In a math class, you may have learned about parallel lines. Parallel lines are equally distant, side by side, and aligned.

In a literature or history class, you may have heard the term “parallel” when comparing similar situations or people. In that context, parallel means similar or analogous, as in “her leadership style parallels the Prime Minister’s.” In other words, their leadership styles are aligned.

When we talk about parallelism in writing and grammar, we also mean alignment—this time in the syntax of a sentence.

Parallel structure means that phrases that have similar weight should also have the same grammatical structure. In other words, if the phrases are being used similarly in your sentence, then they should have the same grammatical form.

Sentences that lack parallel structure have what English teachers call "faulty parallelism," and can be confusing and awkward.

Here’s an example: “She likes hiking, dancing, and to swim.” How would you correct the parallelism in this sentence to help it flow better?

There are two ways to pull the phrases into alignment; you can either write, “She likes hiking, dancing, and swimming” or “She likes to hike, dance, and swim.” Both are parallel.

Using parallel sentence structure can give your writing balance and rhythm to help deliver your meaning clearly. Faulty parallelism, on the other hand, can be hard for readers to understand.

Parallelism comes up a lot in technical and business writing, because faulty parallelism is especially noticeable in bulleted lists. Ideally, all items on a list should start with the same kind of word to be parallel—whether it’s on a slide presentation, in a report, or on a resume. Parallel structure helps the reader to see connections more clearly, and in a resume, it helps a hiring manager to take in your accomplishments at a glance. Here’s an example of faulty parallelism that you might see on a resumé:

    • Balanced nightly till
    • Managing inventory
    • Customer satisfaction

You can see how this is awkward and a little confusing! How would you revise it? In this case, if the job was in the past, then all of the items should start with a past tense verb.
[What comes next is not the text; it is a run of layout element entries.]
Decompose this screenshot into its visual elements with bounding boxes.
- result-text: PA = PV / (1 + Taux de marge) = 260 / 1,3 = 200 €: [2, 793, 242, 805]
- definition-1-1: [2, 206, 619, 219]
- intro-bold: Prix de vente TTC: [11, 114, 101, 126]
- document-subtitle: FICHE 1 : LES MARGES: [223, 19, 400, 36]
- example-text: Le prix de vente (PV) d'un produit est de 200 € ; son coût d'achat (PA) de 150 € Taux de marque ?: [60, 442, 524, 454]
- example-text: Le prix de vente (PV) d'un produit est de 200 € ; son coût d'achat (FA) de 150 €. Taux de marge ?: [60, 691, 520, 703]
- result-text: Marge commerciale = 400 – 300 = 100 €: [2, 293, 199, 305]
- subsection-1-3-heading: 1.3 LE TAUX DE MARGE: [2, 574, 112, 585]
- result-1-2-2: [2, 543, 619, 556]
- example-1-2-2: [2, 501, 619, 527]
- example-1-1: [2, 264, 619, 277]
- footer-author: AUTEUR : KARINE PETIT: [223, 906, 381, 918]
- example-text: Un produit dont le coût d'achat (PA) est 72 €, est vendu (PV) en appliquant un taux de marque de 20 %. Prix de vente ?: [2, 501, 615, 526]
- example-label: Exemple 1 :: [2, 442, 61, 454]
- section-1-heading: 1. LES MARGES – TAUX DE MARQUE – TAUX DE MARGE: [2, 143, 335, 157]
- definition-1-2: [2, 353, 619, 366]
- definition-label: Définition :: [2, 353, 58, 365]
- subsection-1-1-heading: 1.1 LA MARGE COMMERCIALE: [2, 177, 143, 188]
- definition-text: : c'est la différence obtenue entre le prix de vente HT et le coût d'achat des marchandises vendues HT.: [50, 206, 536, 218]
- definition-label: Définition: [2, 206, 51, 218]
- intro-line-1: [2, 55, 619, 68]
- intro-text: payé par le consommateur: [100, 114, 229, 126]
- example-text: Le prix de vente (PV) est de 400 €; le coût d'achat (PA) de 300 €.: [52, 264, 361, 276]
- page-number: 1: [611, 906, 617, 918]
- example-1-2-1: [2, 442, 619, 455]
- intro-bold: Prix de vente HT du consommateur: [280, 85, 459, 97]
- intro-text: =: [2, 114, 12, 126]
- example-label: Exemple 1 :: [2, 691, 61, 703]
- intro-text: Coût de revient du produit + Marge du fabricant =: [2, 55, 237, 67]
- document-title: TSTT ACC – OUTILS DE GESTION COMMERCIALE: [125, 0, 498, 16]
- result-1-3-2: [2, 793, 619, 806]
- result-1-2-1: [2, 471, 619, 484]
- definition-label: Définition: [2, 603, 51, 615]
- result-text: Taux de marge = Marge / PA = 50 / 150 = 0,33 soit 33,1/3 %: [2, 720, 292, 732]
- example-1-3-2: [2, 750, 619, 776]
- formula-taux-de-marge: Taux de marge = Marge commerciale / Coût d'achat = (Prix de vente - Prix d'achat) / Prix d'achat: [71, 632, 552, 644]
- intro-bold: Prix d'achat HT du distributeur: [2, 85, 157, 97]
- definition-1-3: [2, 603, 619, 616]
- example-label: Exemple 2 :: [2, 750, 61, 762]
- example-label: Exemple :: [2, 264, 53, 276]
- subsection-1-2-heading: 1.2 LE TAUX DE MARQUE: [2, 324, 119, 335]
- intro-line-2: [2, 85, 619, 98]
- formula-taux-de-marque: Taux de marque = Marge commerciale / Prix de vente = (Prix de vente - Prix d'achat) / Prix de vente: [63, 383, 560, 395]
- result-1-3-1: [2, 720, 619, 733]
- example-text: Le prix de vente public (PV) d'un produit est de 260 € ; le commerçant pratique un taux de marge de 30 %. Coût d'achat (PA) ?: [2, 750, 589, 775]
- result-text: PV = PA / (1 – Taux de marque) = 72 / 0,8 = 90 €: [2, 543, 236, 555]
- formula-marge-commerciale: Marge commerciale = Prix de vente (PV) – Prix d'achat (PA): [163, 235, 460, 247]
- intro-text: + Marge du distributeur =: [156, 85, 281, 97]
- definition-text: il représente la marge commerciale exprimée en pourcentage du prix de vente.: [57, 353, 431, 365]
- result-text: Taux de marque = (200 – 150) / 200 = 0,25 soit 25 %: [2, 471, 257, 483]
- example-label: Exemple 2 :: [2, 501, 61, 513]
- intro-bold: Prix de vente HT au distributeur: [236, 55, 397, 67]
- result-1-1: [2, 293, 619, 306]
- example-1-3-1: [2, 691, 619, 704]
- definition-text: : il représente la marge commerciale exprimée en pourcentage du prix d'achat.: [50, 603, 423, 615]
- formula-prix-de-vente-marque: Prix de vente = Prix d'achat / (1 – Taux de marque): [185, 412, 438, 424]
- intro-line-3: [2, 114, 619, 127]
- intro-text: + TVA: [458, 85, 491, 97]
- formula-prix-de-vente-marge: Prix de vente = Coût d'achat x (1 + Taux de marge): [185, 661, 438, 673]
    • Balanced nightly till
    • Managed inventory
    • Ensured customer satisfaction

So far, we have focused on lists as a place to check for parallel structure. But any phrase that presents two or more items as equally important should also be parallel. This includes either/or and neither/nor phrases, among others.

For example, you know that “people either love it or they’re hating it” sounds awkward; “people either love it or hate it” is much smoother. Bringing the two halves of the sentence into alignment improves the flow of the sentence and makes it easier to understand. Parallel structure allows your readers to focus on what your words mean rather than how they’re structured.